Uma rede de dez organizações de diferentes países, liderada pelo SOMO (Center for Research on Multinational Corporation), lançaram na sexta-feira (10) um projeto colaborativo de pesquisa e advocacia que busca trazer justiça e reparação a pessoas e comunidades que foram vítimas de abusos causados por empresas multinacionais.
Por meio do Mind the Gap, as organizações se propõem a compilar práticas utilizadas por empresas para evitarem ser responsabilizadas por violações ambientais e de direitos humanos cometidas em suas cadeias de produção.
A iniciativa é fruto de um ambicioso projeto de pesquisa internacional e, de acordo com seus idealizadores, amplia a necessidade urgente de fechar as lacunas de governança que sustentam um sistema global de impunidade corporativa.
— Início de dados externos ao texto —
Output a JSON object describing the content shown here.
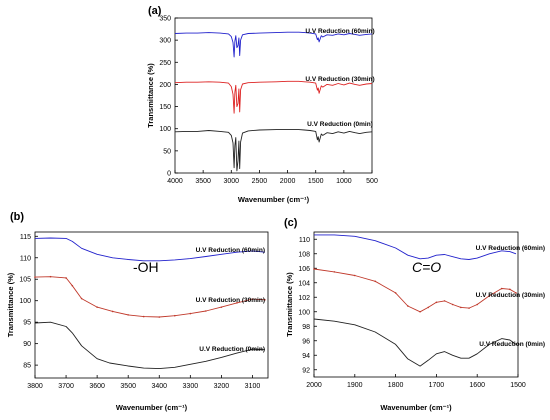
{
  "chart_data": [
    {
      "type": "line",
      "panel_label": "(a)",
      "xlabel": "Wavenumber (cm⁻¹)",
      "ylabel": "Transmittance (%)",
      "xlim": [
        4000,
        500
      ],
      "ylim": [
        0,
        350
      ],
      "xticks": [
        4000,
        3500,
        3000,
        2500,
        2000,
        1500,
        1000,
        500
      ],
      "yticks": [
        0,
        50,
        100,
        150,
        200,
        250,
        300,
        350
      ],
      "grid": false,
      "series": [
        {
          "name": "U.V Reduction (60min)",
          "color": "#2222cc",
          "x": [
            4000,
            3800,
            3600,
            3400,
            3200,
            3050,
            3000,
            2970,
            2950,
            2935,
            2920,
            2900,
            2880,
            2865,
            2850,
            2835,
            2800,
            2700,
            2500,
            2200,
            2000,
            1800,
            1700,
            1600,
            1500,
            1470,
            1455,
            1440,
            1400,
            1375,
            1300,
            1200,
            1100,
            1000,
            900,
            800,
            720,
            600,
            500
          ],
          "y": [
            315,
            316,
            316,
            317,
            316,
            314,
            308,
            295,
            262,
            298,
            310,
            283,
            288,
            305,
            265,
            300,
            312,
            315,
            316,
            317,
            318,
            318,
            317,
            316,
            314,
            301,
            305,
            296,
            310,
            307,
            312,
            311,
            314,
            312,
            315,
            313,
            311,
            313,
            314
          ]
        },
        {
          "name": "U.V Reduction (30min)",
          "color": "#dd2222",
          "x": [
            4000,
            3800,
            3600,
            3400,
            3200,
            3050,
            3000,
            2970,
            2950,
            2935,
            2920,
            2900,
            2880,
            2865,
            2850,
            2835,
            2800,
            2700,
            2500,
            2200,
            2000,
            1800,
            1700,
            1600,
            1500,
            1470,
            1455,
            1440,
            1400,
            1375,
            1300,
            1200,
            1100,
            1000,
            900,
            800,
            720,
            600,
            500
          ],
          "y": [
            204,
            205,
            205,
            206,
            205,
            203,
            195,
            178,
            135,
            183,
            198,
            150,
            157,
            190,
            138,
            188,
            201,
            204,
            205,
            206,
            207,
            207,
            206,
            205,
            203,
            187,
            192,
            180,
            197,
            194,
            200,
            198,
            202,
            199,
            203,
            200,
            198,
            201,
            202
          ]
        },
        {
          "name": "U.V Reduction (0min)",
          "color": "#222222",
          "x": [
            4000,
            3800,
            3600,
            3400,
            3200,
            3050,
            3000,
            2970,
            2950,
            2935,
            2920,
            2900,
            2880,
            2865,
            2850,
            2835,
            2800,
            2700,
            2500,
            2200,
            2000,
            1800,
            1700,
            1600,
            1500,
            1470,
            1455,
            1440,
            1400,
            1375,
            1300,
            1200,
            1100,
            1000,
            900,
            800,
            720,
            600,
            500
          ],
          "y": [
            93,
            94,
            94,
            96,
            94,
            92,
            85,
            68,
            12,
            62,
            80,
            5,
            28,
            72,
            10,
            70,
            90,
            95,
            97,
            98,
            98,
            98,
            97,
            96,
            94,
            75,
            82,
            70,
            88,
            85,
            91,
            89,
            93,
            90,
            94,
            91,
            89,
            92,
            93
          ]
        }
      ]
    },
    {
      "type": "line",
      "panel_label": "(b)",
      "annotation": "-OH",
      "xlabel": "Wavenumber (cm⁻¹)",
      "ylabel": "Transmittance (%)",
      "xlim": [
        3800,
        3050
      ],
      "ylim": [
        82,
        116
      ],
      "xticks": [
        3800,
        3700,
        3600,
        3500,
        3400,
        3300,
        3200,
        3100
      ],
      "yticks": [
        85,
        90,
        95,
        100,
        105,
        110,
        115
      ],
      "grid": false,
      "series": [
        {
          "name": "U.V Reduction (60min)",
          "color": "#2222cc",
          "x": [
            3800,
            3750,
            3700,
            3680,
            3650,
            3600,
            3550,
            3500,
            3450,
            3400,
            3350,
            3300,
            3250,
            3200,
            3150,
            3100,
            3060
          ],
          "y": [
            114.5,
            114.6,
            114.5,
            113.8,
            112.2,
            110.8,
            110.0,
            109.6,
            109.3,
            109.3,
            109.5,
            109.8,
            110.3,
            110.8,
            111.3,
            111.6,
            111.3
          ]
        },
        {
          "name": "U.V Reduction (30min)",
          "color": "#c0392b",
          "x": [
            3800,
            3750,
            3700,
            3680,
            3650,
            3600,
            3550,
            3500,
            3450,
            3400,
            3350,
            3300,
            3250,
            3200,
            3150,
            3100,
            3060
          ],
          "y": [
            105.5,
            105.6,
            105.3,
            103.5,
            100.5,
            98.5,
            97.5,
            96.7,
            96.3,
            96.2,
            96.5,
            97.0,
            97.6,
            98.5,
            99.5,
            100.4,
            100.2
          ]
        },
        {
          "name": "U.V Reduction (0min)",
          "color": "#222222",
          "x": [
            3800,
            3750,
            3700,
            3680,
            3650,
            3600,
            3560,
            3500,
            3450,
            3400,
            3350,
            3300,
            3250,
            3200,
            3150,
            3100,
            3060
          ],
          "y": [
            94.8,
            95.0,
            94.0,
            92.5,
            89.5,
            86.5,
            85.5,
            84.8,
            84.3,
            84.2,
            84.5,
            85.2,
            85.9,
            86.8,
            87.8,
            88.7,
            88.6
          ]
        }
      ]
    },
    {
      "type": "line",
      "panel_label": "(c)",
      "annotation": "C=O",
      "xlabel": "Wavenumber (cm⁻¹)",
      "ylabel": "Transmittance (%)",
      "xlim": [
        2000,
        1500
      ],
      "ylim": [
        91,
        111
      ],
      "xticks": [
        2000,
        1900,
        1800,
        1700,
        1600,
        1500
      ],
      "yticks": [
        92,
        94,
        96,
        98,
        100,
        102,
        104,
        106,
        108,
        110
      ],
      "grid": false,
      "series": [
        {
          "name": "U.V Reduction (60min)",
          "color": "#2222cc",
          "x": [
            2000,
            1950,
            1900,
            1850,
            1800,
            1770,
            1740,
            1720,
            1700,
            1680,
            1660,
            1640,
            1620,
            1600,
            1570,
            1540,
            1520,
            1505
          ],
          "y": [
            110.6,
            110.6,
            110.4,
            109.8,
            108.8,
            107.8,
            107.3,
            107.4,
            107.8,
            107.9,
            107.6,
            107.3,
            107.2,
            107.4,
            108.0,
            108.4,
            108.3,
            108.0
          ]
        },
        {
          "name": "U.V Reduction (30min)",
          "color": "#c0392b",
          "x": [
            2000,
            1950,
            1900,
            1850,
            1800,
            1770,
            1740,
            1720,
            1700,
            1680,
            1660,
            1640,
            1620,
            1600,
            1570,
            1540,
            1520,
            1505
          ],
          "y": [
            105.9,
            105.5,
            105.0,
            104.2,
            102.6,
            100.8,
            100.0,
            100.6,
            101.3,
            101.5,
            101.0,
            100.6,
            100.5,
            101.0,
            102.2,
            103.2,
            103.1,
            102.6
          ]
        },
        {
          "name": "U.V Reduction (0min)",
          "color": "#222222",
          "x": [
            2000,
            1950,
            1900,
            1850,
            1800,
            1770,
            1740,
            1720,
            1700,
            1680,
            1660,
            1640,
            1620,
            1600,
            1570,
            1540,
            1520,
            1505
          ],
          "y": [
            99.0,
            98.7,
            98.2,
            97.2,
            95.5,
            93.5,
            92.5,
            93.3,
            94.2,
            94.5,
            94.0,
            93.6,
            93.6,
            94.2,
            95.5,
            96.3,
            96.1,
            95.5
          ]
        }
      ]
    }
  ]
}
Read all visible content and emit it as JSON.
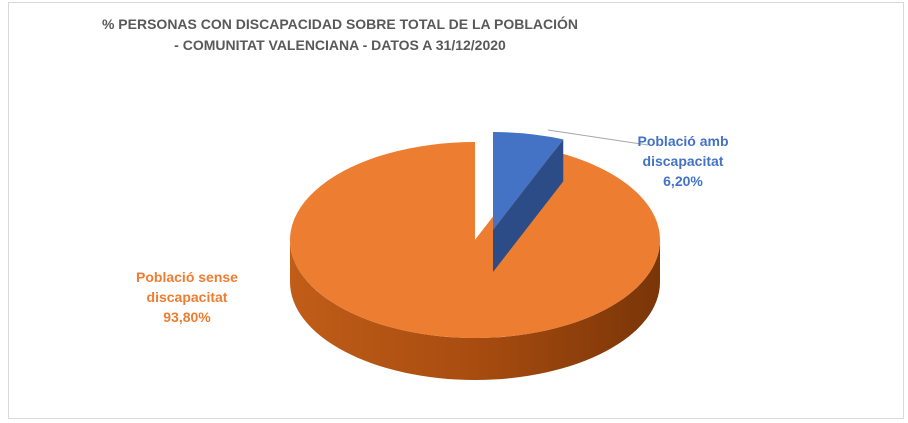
{
  "chart_data": {
    "type": "pie",
    "title_line1": "% PERSONAS CON DISCAPACIDAD SOBRE TOTAL DE LA POBLACIÓN",
    "title_line2": "- COMUNITAT VALENCIANA - DATOS A 31/12/2020",
    "slices": [
      {
        "label_line1": "Població amb",
        "label_line2": "discapacitat",
        "value_text": "6,20%",
        "value": 6.2,
        "color": "#4472c4",
        "exploded": true
      },
      {
        "label_line1": "Població sense",
        "label_line2": "discapacitat",
        "value_text": "93,80%",
        "value": 93.8,
        "color": "#ed7d31",
        "exploded": false
      }
    ],
    "style": "3d-exploded-pie",
    "legend": "none"
  }
}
“Esconder-se atrás de cadeias de fornecimento complexas, minar sindicatos de trabalhadores e disseminar informações distorcidas são apenas algumas das maneiras pelas quais empresas tentam evitar serem responsabilizadas suas violações”, afirma Mariëtte van Huijstee, pesquisadora da SOMO.
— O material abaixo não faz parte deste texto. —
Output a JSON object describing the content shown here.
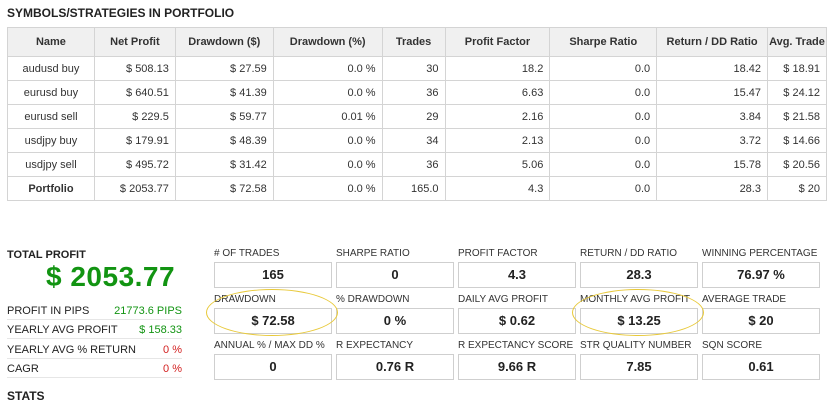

“Com o ‘Mind the Gap’, pela primeira vez, serão compiladas e analisado, de forma sistemática, as estratégias corporativas mais comuns usadas para evitar punições e reparação a suas vítimas”, conclui.
A plataforma do projeto foi criada para servir como uma ferramenta voltada à sociedade civil e à comunidade internacional, que têm a possibilidade de adicionar denúncias e casos negativos à base de dados.
Cinco estratégias principais
Em seu lançamento, o projeto aponta as cinco principais estratégias usadas por empresas para evitar responsabilização. A rede de entidades aponta que as táticas recorrem a uma ampla gama de ações, que vão desde obstrução à Justiça até distorção de fatos, com o objetivo de a todo custo evitar a reparação às pessoas atingidas.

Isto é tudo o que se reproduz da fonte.